Objective: Preterm birth and restricted foetal growth are related to symptoms of psychiatric disorder. Our aim was therefore to investigate possible relations between being born preterm and/or small for gestational age (SGA) and later psychiatric hospitalization.
Method: A population-based registry study of psychiatric hospitalization of in total 155 994 boys and 148 281 girls born in Sweden in 1973–1975.
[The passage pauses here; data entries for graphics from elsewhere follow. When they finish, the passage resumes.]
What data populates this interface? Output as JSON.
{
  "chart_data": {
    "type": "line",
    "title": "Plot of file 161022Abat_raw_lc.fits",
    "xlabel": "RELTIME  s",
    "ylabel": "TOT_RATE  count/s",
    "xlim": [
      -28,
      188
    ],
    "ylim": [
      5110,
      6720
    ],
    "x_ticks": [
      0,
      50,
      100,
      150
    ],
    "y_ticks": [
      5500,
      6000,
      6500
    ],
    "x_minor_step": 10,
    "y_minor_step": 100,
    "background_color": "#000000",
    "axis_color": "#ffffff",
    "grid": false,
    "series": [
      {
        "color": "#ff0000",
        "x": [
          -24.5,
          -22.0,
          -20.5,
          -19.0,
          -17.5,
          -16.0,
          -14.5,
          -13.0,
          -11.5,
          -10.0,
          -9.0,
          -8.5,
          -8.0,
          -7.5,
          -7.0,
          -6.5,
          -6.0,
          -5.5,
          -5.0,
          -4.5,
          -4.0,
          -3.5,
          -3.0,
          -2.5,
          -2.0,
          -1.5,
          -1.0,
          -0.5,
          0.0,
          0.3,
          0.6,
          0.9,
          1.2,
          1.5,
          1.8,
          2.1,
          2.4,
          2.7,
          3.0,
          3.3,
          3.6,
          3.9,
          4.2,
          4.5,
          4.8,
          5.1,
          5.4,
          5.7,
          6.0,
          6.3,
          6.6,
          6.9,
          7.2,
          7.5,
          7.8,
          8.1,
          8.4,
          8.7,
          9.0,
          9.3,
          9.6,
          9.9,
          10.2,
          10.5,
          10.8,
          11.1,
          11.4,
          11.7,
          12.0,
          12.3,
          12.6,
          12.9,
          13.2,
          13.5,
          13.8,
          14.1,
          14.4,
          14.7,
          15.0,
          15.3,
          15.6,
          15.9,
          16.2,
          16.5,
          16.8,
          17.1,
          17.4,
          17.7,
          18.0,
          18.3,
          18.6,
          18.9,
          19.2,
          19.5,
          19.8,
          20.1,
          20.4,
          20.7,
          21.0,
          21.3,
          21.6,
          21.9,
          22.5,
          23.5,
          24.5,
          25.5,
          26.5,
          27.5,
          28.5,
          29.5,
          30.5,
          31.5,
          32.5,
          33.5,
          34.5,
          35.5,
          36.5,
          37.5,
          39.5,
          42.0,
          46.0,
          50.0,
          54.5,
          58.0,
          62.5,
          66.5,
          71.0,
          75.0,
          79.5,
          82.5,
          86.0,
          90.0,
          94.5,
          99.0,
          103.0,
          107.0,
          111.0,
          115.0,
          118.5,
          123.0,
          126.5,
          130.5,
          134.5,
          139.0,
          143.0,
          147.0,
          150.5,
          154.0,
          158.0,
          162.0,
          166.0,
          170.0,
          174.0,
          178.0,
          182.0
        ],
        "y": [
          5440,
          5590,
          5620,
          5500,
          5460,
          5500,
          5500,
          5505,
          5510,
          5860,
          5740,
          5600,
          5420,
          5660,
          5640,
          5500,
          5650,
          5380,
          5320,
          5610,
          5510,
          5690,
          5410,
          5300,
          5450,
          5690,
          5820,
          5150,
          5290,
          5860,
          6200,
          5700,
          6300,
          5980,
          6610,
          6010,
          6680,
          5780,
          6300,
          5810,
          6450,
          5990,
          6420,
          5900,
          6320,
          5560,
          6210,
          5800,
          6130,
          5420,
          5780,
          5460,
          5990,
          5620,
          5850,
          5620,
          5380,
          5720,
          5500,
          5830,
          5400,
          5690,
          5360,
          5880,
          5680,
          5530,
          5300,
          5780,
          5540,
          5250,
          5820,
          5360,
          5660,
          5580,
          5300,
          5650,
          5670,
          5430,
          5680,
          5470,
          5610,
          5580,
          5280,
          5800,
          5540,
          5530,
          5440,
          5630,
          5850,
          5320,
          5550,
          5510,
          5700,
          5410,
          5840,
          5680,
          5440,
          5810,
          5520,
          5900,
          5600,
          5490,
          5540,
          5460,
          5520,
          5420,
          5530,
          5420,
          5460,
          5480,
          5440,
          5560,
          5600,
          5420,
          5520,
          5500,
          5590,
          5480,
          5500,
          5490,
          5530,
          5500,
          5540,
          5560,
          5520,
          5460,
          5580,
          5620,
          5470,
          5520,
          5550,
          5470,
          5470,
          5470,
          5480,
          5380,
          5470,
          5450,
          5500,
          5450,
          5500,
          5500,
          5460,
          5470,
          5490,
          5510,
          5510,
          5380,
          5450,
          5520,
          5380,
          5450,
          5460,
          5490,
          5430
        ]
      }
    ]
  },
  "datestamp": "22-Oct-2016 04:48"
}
Results: The risk of hospitalization for all mental disorders was increased for preterm SGA boys (OR 2.19, 95% CI 1.49–3.21); at-term SGA boys (OR 1.55, 95% CI 1.34–1.79); at-term SGA girls (OR 1.31, 95% CI 1.15–1.50). At-term SGA boys and girls suffered increased risk of anxiety and adjustment disorders (OR 1.70, 95% CI 1.18–2.45 and OR 1.49, 95% CI 1.14–1.94). Preterm SGA boys were at risk of personality disorders (OR 3.30, 95% CI 1.16–9.41) and psychotic disorders (OR 4.36, 95% CI 1.85–10.30).
Conclusion: The results show a relationship between being born SGA and later psychiatric hospitalization, where preterm birth and male gender seem to increase the risk.